CSAG Stadium Financing Plan Short of Pay Dirt With Chargers

NBC 7's Gene Cubbison offers this analysis of the latest developments behind the Chargers stadium scramble.

Stadium talks among the Chargers, city and county officials are due to kick off in ten days.

But early indications – according to informed NBC 7 sources close to the run-up to the negotiations – are that the financing plan put on the table earlier this week won't make the playoffs.

This has been the prediction of "conventional wisdom" for weeks, as well as that of unconventionally wise people.

The mayor's stadium advisors were given a hurry-up mission with almost impossibly long odds of selling sell voters on -- much less the Chargers and NFL.

But all is not lost. Yet.

Just don't be quick to believe in miracles.

"This may be dead on arrival; this just may be an exercise in futility,” said Tony Perry, longtime San Diego bureau chief for the Los Angeles Times, whose sportswriters are on the cutting edge of nationwide media coverage of NFL stadium relocation developments.

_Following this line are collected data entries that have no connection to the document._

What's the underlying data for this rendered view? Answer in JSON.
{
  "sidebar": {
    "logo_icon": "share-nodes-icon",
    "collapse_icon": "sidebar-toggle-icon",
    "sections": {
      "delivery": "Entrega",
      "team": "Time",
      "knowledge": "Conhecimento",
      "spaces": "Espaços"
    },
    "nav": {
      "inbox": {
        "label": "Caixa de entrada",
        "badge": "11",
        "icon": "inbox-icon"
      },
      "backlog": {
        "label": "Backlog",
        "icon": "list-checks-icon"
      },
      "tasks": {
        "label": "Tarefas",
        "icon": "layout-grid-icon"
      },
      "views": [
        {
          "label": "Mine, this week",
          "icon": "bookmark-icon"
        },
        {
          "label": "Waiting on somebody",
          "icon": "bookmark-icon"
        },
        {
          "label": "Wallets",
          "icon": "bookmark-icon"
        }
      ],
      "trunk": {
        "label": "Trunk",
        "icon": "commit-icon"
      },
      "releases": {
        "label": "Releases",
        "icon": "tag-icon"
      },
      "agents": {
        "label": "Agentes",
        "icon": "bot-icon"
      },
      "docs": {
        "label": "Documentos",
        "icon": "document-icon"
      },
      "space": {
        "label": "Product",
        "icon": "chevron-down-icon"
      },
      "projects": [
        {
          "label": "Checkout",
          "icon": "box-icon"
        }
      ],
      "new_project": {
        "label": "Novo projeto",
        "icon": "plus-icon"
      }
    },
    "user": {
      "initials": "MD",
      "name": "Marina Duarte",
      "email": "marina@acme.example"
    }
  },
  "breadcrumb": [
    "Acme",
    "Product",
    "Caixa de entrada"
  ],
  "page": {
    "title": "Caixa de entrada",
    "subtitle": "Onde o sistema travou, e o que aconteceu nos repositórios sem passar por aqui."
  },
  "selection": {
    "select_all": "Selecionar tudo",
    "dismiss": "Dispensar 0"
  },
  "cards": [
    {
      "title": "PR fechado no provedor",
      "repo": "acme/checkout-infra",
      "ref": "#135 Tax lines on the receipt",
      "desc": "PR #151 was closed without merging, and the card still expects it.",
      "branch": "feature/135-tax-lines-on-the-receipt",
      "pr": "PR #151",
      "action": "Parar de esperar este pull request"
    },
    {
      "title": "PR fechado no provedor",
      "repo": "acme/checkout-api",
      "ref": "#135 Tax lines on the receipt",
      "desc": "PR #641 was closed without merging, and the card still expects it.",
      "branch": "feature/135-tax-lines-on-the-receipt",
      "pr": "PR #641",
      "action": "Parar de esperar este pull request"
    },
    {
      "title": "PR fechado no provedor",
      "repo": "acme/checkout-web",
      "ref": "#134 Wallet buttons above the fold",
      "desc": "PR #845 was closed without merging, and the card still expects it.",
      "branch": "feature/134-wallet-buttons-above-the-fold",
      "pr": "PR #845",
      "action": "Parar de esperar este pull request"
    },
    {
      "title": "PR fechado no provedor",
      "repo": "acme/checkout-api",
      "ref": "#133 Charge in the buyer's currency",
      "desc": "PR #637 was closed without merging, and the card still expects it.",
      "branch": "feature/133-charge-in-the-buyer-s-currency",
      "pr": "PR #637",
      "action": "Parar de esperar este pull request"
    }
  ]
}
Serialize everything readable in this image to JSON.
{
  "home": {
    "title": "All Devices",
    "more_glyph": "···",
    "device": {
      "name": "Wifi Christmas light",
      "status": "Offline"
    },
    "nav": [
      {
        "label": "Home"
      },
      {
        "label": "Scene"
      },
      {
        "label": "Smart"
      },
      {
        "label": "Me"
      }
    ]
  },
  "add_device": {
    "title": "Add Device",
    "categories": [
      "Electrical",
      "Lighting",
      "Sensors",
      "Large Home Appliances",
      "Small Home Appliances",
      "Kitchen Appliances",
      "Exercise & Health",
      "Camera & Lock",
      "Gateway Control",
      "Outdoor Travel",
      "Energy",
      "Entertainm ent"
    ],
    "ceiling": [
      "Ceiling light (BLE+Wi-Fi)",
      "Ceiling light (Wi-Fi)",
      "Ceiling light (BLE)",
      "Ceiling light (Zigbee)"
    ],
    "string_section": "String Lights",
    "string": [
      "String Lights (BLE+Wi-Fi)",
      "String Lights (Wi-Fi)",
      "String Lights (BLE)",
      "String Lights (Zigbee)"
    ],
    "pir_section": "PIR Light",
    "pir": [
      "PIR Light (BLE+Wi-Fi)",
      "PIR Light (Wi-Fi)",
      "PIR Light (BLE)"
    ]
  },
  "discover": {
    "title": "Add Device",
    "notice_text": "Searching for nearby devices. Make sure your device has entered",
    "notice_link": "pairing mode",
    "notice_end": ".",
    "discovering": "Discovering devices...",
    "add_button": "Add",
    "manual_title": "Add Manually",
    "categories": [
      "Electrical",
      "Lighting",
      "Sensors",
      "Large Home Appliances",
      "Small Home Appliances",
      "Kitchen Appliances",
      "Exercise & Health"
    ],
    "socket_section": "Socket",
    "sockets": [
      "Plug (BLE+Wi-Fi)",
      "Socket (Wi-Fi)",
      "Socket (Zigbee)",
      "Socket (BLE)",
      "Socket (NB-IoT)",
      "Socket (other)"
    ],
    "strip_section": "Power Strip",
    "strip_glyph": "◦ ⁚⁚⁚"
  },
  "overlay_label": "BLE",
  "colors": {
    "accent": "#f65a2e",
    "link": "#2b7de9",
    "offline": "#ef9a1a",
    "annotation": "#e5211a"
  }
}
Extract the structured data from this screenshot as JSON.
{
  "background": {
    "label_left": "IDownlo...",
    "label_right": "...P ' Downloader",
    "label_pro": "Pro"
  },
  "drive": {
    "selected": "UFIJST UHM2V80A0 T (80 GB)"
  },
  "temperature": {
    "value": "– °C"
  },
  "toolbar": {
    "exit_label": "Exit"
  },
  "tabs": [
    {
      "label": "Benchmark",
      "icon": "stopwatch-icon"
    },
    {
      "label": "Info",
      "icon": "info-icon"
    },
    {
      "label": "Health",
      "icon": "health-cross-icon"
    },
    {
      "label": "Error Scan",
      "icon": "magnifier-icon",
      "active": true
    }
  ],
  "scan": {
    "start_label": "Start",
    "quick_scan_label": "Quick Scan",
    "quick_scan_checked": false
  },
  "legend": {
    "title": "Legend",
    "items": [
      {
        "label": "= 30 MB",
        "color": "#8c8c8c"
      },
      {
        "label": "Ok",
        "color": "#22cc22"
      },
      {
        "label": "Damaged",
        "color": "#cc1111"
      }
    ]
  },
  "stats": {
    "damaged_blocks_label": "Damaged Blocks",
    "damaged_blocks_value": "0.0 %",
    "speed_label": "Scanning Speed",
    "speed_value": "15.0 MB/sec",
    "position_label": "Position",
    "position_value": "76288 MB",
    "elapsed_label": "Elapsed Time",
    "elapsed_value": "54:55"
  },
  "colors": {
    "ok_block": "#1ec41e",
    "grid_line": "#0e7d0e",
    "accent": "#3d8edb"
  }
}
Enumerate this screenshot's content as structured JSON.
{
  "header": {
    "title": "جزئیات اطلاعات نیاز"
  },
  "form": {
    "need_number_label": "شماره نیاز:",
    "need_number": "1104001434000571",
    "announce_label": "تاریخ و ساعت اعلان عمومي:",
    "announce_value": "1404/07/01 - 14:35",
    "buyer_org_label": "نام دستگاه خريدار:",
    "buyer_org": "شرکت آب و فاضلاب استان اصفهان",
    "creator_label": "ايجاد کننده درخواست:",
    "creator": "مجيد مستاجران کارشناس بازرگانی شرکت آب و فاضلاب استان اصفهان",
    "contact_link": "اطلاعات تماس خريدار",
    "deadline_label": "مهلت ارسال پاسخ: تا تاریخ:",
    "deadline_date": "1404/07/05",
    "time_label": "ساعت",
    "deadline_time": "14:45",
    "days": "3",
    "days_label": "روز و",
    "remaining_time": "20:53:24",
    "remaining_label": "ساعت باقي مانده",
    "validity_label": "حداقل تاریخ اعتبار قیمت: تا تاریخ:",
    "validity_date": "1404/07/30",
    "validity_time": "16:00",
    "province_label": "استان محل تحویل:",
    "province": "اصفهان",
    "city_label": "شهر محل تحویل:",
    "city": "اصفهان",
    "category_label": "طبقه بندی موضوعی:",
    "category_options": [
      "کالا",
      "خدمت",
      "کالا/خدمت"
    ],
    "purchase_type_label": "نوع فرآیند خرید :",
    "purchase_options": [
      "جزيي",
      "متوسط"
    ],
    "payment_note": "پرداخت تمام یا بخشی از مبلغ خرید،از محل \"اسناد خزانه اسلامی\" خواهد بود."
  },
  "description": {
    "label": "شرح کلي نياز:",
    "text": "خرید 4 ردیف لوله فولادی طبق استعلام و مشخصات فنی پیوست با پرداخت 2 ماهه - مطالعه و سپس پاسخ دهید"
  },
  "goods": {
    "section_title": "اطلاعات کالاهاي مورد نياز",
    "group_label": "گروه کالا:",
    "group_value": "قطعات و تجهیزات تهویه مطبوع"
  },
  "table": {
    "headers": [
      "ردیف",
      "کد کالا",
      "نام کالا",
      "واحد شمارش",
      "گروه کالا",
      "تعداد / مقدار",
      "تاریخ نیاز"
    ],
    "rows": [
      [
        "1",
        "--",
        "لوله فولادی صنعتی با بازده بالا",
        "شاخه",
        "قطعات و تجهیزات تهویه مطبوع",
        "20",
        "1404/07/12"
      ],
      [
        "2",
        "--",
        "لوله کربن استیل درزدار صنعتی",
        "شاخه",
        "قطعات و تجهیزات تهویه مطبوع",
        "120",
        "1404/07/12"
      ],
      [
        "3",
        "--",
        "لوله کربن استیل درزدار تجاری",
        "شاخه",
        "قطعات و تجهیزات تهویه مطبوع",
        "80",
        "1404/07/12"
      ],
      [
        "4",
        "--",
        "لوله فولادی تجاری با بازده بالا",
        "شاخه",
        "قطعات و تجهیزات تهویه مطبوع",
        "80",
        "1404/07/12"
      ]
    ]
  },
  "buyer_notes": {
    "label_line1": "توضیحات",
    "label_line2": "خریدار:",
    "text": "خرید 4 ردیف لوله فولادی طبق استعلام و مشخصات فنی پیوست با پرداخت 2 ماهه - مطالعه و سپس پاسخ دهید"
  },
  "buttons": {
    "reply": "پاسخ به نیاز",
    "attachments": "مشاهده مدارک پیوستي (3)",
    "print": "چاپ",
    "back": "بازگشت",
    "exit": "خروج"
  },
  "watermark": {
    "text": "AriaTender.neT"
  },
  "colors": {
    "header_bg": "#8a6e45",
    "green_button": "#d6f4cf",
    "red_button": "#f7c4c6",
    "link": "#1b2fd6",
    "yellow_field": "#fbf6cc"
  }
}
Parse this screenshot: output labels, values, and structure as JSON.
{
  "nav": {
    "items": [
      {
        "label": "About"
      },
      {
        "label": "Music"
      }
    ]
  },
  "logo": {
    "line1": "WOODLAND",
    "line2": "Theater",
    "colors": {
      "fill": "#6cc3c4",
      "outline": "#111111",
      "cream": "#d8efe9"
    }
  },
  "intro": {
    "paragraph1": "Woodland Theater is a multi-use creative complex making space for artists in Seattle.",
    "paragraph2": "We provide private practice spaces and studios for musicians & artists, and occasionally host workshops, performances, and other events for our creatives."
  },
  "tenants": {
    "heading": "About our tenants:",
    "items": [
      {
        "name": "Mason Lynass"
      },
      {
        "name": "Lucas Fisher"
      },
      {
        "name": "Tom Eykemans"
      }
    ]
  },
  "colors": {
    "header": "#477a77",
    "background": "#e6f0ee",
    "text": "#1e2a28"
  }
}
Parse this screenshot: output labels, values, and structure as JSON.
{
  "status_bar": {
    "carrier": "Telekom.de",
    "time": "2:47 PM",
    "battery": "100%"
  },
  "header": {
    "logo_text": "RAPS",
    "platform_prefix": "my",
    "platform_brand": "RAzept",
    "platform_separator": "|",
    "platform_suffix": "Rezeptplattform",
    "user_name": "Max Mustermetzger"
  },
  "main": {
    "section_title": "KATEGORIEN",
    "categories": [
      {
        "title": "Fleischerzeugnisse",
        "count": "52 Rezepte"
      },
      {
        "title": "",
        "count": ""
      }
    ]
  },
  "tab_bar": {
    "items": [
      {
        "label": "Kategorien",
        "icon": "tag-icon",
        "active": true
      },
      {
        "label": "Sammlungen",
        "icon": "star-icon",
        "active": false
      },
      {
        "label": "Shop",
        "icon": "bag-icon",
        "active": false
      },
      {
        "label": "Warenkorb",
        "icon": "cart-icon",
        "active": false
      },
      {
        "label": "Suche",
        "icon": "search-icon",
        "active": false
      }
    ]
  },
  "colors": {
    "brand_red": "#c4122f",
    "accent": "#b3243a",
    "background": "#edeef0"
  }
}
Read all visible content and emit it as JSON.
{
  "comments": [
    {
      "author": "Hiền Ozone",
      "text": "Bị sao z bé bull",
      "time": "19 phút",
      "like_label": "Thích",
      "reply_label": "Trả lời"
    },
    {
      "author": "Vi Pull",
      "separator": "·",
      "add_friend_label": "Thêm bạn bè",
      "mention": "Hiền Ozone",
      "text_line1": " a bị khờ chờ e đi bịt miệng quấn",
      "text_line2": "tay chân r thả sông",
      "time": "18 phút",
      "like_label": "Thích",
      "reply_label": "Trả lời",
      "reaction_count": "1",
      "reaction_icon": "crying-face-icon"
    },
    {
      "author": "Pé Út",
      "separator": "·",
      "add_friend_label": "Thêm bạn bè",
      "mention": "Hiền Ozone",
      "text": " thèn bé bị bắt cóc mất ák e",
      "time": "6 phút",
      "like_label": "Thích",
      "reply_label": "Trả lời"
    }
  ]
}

“But it is an exercise that the mayor and others are destined to continue at,” Perry said in an interview Thursday. “Again, a lost cause perhaps. But no reason to throw the towel in. On the other hand, I don't see any good numbers, vibe out there. I just see it as very, very difficult. And that figure is a great big figure."

But let’s not get bogged down by that great big figure and all the dollar signs the stadium advisers attached to it -- even forgetting some -- only to miss the forest for the trees.

For all the rah-rah among the Chargers' fan base here and points north, there's a competing plan in Carson that skeptics may think is a bluff but 'smart money' says looks more like a 'Real McCoy,' so to speak.

"Economists have shown time and again there's not an economic generator to the city. There's no financial benefit to the city to having a stadium here,” said Liam Dillon, who’s extensively covered municipal finances and stadium relocation issues for The Voice of San Diego.

“Sure, there's a civic benefit, and intangible and civic pride of having a football team in your town,” Dillon acknowledges. “But there are lots of other things that this city needs … there's not an unlimited source of money for everything."

Probably the only thing for certain is that whatever 'smart money' knows right now, it could change just as quickly as Thursday’s mottled cloud patterns over Qualcomm Stadium.

Ultimately, the screenplay is being written at 345 Park Avenue in New York -- headquarters of the NFL -- and the league is not in business to make friends.

Just money -- wherever it has to be chased.

"Indeed the NFL is a cartel and in any negotiations, it is thoroughly one-sided,” Perry echoes. “They own the product, they own a very popular product. Football is a game, a wonderful game. The NFL is a business, and we're stuck between the two."

The stadium advisors went in knowing, and warning, that their plan would just be “starting point for discussions” -- not anywhere near a finishing point.

Assuming the Chargers stay at the table for any length of time, and they’ve been decidedly chilly toward local interests, talks could wander all over the map and digital calculators between here and LA.

In any case, there's a reassuring note: NBC 7 sources say the NFL's bluster about stadium relocation decisions by year's end really isn't carved in stone.

The league, they caution, won’t move in haste only to fail – and repent at leisure.

Stan Kroenke’s bold bid in Inglewood may have stampeded two other franchises and gas-lighted the Armani suits at 345 Park Avenue.

But it’s said Kroenke’s being fitted for heavy baggage that’ll tax him big-time, before a maverick move eventually might pay off downstream.

If and/or when he winds up in Inglewood, it’s expected that a locker room for a second team will stay open for quite a while -- to accommodate the Chargers, if need be – or to serve as continuing L.A. leverage for other franchise owners looking to boost their bottom lines.